Question

A screw gauge with a pitch of $$0.5mm$$ and a circular scale with $$50$$ divisions are used to measure the thickness of a thin sheet of aluminum. Before starting the measurement, it is found that when the two jaws of the screw gauge are brought in contact the 45th division coincides with the main scale line and that the zero of the main scale is barely visible. What is the thickness of the sheet if the main scale reading is $$0.5mm$$ and the 25th division coincides with the main scale line?
A. $$0.75mm$$
B. $$0.80mm$$
C. $$0.70mm$$
D. $$0.50mm$$

Answer 1

Hint: First calculate the least count by using the equation $$LC={\displaystyle \frac{Pitch}{CircularScaleDivision}}=0.01mm$$ . The negative zero error is $$-0.05mm$$ . Then finally use the equation Reading $$=$$ MSR $$+$$ $$LC$$ $$\times$$ CSR $$\pm$$ Error to reach the solution.

Complete answer:
A device used to determine precisely the diameter of a thin wire or the width of a sheet of metal is the screw gauge. It consists of a U-shaped mount fixed by a screwed pin attached to a thimble. A scale transmitted in mm is inscribed side by side to the axis of the thimble. A screw gauge measures even the tiniest length with exact accuracy with a U shaped metallic mount.
A screw gauge also holds two scales-a key scales and an additional scale-just like Vernier calipers. A millimeter-scale passed to $$0.5mm$$ is the main scale; on the other hand, the extra scale is divided into $$50$$ uniform divisions.
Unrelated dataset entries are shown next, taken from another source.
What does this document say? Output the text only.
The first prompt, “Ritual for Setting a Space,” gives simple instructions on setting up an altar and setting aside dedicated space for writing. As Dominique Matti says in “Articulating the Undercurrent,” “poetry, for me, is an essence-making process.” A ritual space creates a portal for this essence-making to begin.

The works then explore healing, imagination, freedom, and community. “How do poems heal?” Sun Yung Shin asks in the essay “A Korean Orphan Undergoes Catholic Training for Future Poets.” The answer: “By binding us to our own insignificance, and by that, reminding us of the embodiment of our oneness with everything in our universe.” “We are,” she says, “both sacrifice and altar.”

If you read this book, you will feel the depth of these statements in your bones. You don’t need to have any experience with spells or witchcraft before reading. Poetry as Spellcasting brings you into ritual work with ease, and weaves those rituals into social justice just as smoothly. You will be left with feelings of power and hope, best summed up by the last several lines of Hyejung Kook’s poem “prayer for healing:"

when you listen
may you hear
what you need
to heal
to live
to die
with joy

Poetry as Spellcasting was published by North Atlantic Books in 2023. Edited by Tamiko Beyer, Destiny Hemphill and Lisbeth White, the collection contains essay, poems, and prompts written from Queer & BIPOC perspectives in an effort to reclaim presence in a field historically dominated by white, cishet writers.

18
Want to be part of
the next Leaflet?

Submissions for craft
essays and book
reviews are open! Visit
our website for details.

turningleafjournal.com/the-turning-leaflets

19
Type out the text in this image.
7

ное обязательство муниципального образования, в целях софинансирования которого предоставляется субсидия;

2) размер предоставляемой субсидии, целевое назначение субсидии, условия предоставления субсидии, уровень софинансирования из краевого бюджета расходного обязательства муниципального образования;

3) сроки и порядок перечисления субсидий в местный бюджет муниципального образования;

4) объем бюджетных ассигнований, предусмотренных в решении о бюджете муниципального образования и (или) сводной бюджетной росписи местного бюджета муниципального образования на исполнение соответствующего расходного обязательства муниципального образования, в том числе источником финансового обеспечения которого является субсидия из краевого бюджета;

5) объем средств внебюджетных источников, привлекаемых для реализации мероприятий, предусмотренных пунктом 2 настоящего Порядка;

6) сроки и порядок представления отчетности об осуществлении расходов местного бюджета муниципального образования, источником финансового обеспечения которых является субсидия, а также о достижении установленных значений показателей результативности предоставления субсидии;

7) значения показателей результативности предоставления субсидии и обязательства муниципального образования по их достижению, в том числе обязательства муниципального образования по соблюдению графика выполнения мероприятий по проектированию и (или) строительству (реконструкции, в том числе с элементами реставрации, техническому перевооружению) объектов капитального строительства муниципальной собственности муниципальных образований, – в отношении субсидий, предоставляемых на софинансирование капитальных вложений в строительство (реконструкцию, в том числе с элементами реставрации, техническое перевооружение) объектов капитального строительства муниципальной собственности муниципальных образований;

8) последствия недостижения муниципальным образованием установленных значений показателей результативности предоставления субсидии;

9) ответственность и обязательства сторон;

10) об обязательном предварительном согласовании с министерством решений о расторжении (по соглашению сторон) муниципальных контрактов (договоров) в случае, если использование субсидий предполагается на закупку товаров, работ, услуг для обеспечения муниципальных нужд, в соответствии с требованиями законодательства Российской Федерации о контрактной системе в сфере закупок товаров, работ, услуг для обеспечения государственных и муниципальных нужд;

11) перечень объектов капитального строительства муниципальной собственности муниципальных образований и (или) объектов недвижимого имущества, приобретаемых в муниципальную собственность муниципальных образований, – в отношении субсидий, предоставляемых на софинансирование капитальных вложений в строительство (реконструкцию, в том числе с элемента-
The extra scale is on the small metal cap that covers the finger when the screw gauge is sewed and measures the hundredth of the measurement.
Given in the problem,
Pitch $$=0.5mm$$
Circular Scale Division $$=50$$
Main Scale Reading (MSR) $$=0.5mm$$
Circular Scale Reading (CSR) $$=25$$
We know that the equation for the least count is
$$LC={\displaystyle \frac{Pitch}{CircularScaleDivision}}$$
$$LC={\displaystyle \frac{0.5mm}{50}}=0.01mm$$
The negative zero error $$=-5\times \left(0.01\right)mm=-0.05mm$$
The thickness can be calculated by using the equation
Reading $$=$$ MSR $$+$$ $$LC$$ $$\times$$ CSR $$\pm$$ Error
Reading $$=0.5mm+25\times 0.01-\left(-0.05\right)=0.8mm$$

Hence, option B is the correct choice.

Note:
Least count is the smallest value that can be measured by the measuring instrument used (in this case screw gauge). A negative zero error is a negative reading away from the actual reading of $$0.00mm$$ . When performing these experiments it is best to take multiple readings to get more precise results.